When is it too late to be famous?
23 Sep 2022
Dear LPG,
Hardly a day goes by without news of one celebrity or another doing something that contributes to the daily news, and I can’t help but wonder why they have managed to achieve fame while I have not.
They typically will have got married or divorced again, had a baby, bought a new million-dollar house, been seen in a new outfit and, these days this is much more likely than that they have achieved something tangible.
I know so many people who roll their eyes at such news, but we are still secretly interested in what it is all about. The other day I got thinking about what I have really achieved in my life, and I have no doubt that there are many older readers that have similar thoughts when they hear such news. Youngsters think about this too.
The difference is that the youngsters of today who want to be famous have visions of big houses and cars. Having talked to a few I have worked out that for them, more often than not, fame becomes synonymous with becoming rich while we oldies think more about what legacy we want to leave behind when the time comes and being better known for something seems like a reason worth at least making the attempt for.
Since the beginning of this century, I think that more and more younger people have become part of a culture who are busy just aspiring to be famous regardless of why. There are now so many so-called personalities than there were in our younger days and so many more of them are famous for just being themselves rather than for some sort of achievement.
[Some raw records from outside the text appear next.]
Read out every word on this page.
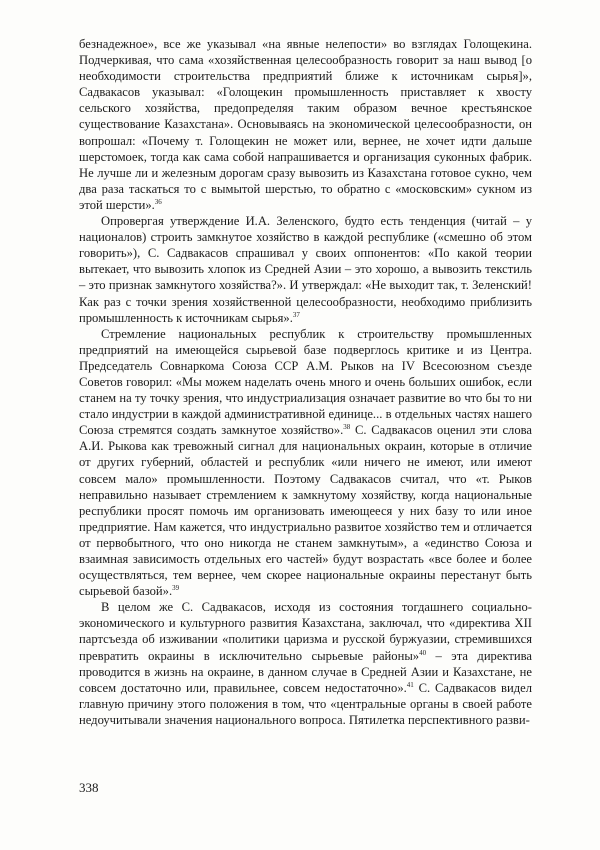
безнадежное», все же указывал «на явные нелепости» во взглядах Голощекина. Подчеркивая, что сама «хозяйственная целесообразность говорит за наш вывод [о необходимости строительства предприятий ближе к источникам сырья]», Садвакасов указывал: «Голощекин промышленность приставляет к хвосту сельского хозяйства, предопределяя таким образом вечное крестьянское существование Казахстана». Основываясь на экономической целесообразности, он вопрошал: «Почему т. Голощекин не может или, вернее, не хочет идти дальше шерстомоек, тогда как сама собой напрашивается и организация суконных фабрик. Не лучше ли и железным дорогам сразу вывозить из Казахстана готовое сукно, чем два раза таскаться то с вымытой шерстью, то обратно с «московским» сукном из этой шерсти».$^{36}$

Опровергая утверждение И.А. Зеленского, будто есть тенденция (читай – у националов) строить замкнутое хозяйство в каждой республике («смешно об этом говорить»), С. Садвакасов спрашивал у своих оппонентов: «По какой теории вытекает, что вывозить хлопок из Средней Азии – это хорошо, а вывозить текстиль – это признак замкнутого хозяйства?». И утверждал: «Не выходит так, т. Зеленский! Как раз с точки зрения хозяйственной целесообразности, необходимо приблизить промышленность к источникам сырья».$^{37}$

Стремление национальных республик к строительству промышленных предприятий на имеющейся сырьевой базе подверглось критике и из Центра. Председатель Совнаркома Союза ССР А.М. Рыков на IV Всесоюзном съезде Советов говорил: «Мы можем наделать очень много и очень больших ошибок, если станем на ту точку зрения, что индустриализация означает развитие во что бы то ни стало индустрии в каждой административной единице... в отдельных частях нашего Союза стремятся создать замкнутое хозяйство».$^{38}$ С. Садвакасов оценил эти слова А.И. Рыкова как тревожный сигнал для национальных окраин, которые в отличие от других губерний, областей и республик «или ничего не имеют, или имеют совсем мало» промышленности. Поэтому Садвакасов считал, что «т. Рыков неправильно называет стремлением к замкнутому хозяйству, когда национальные республики просят помочь им организовать имеющееся у них базу то или иное предприятие. Нам кажется, что индустриально развитое хозяйство тем и отличается от первобытного, что оно никогда не станем замкнутым», а «единство Союза и взаимная зависимость отдельных его частей» будут возрастать «все более и более осуществляться, тем вернее, чем скорее национальные окраины перестанут быть сырьевой базой».$^{39}$

В целом же С. Садвакасов, исходя из состояния тогдашнего социально-экономического и культурного развития Казахстана, заключал, что «директива XII партсъезда об изживании «политики царизма и русской буржуазии, стремившихся превратить окраины в исключительно сырьевые районы»$^{40}$ – эта директива проводится в жизнь на окраине, в данном случае в Средней Азии и Казахстане, не совсем достаточно или, правильнее, совсем недостаточно».$^{41}$ С. Садвакасов видел главную причину этого положения в том, что «центральные органы в своей работе недоучитывали значения национального вопроса. Пятилетка перспективного разви-

338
Many now have no particular skill or have produced nothing tangible that qualifies them to be more famous than you or me in any way.
Perhaps being at the right place at the right time is easier to manage with the help of the internet’s YouTube, Instagram and other such social media platforms, and all those reality television programs have a lot more to do with becoming famous too. it is also true that fame like everything else is relative, we are all pretty famous in the eyes of our friends and family aren’t we?
I have read that the average person has a 1 in 62,986 chance of becoming famous, but Capt. Sir Tom Moore did it, so it can be done.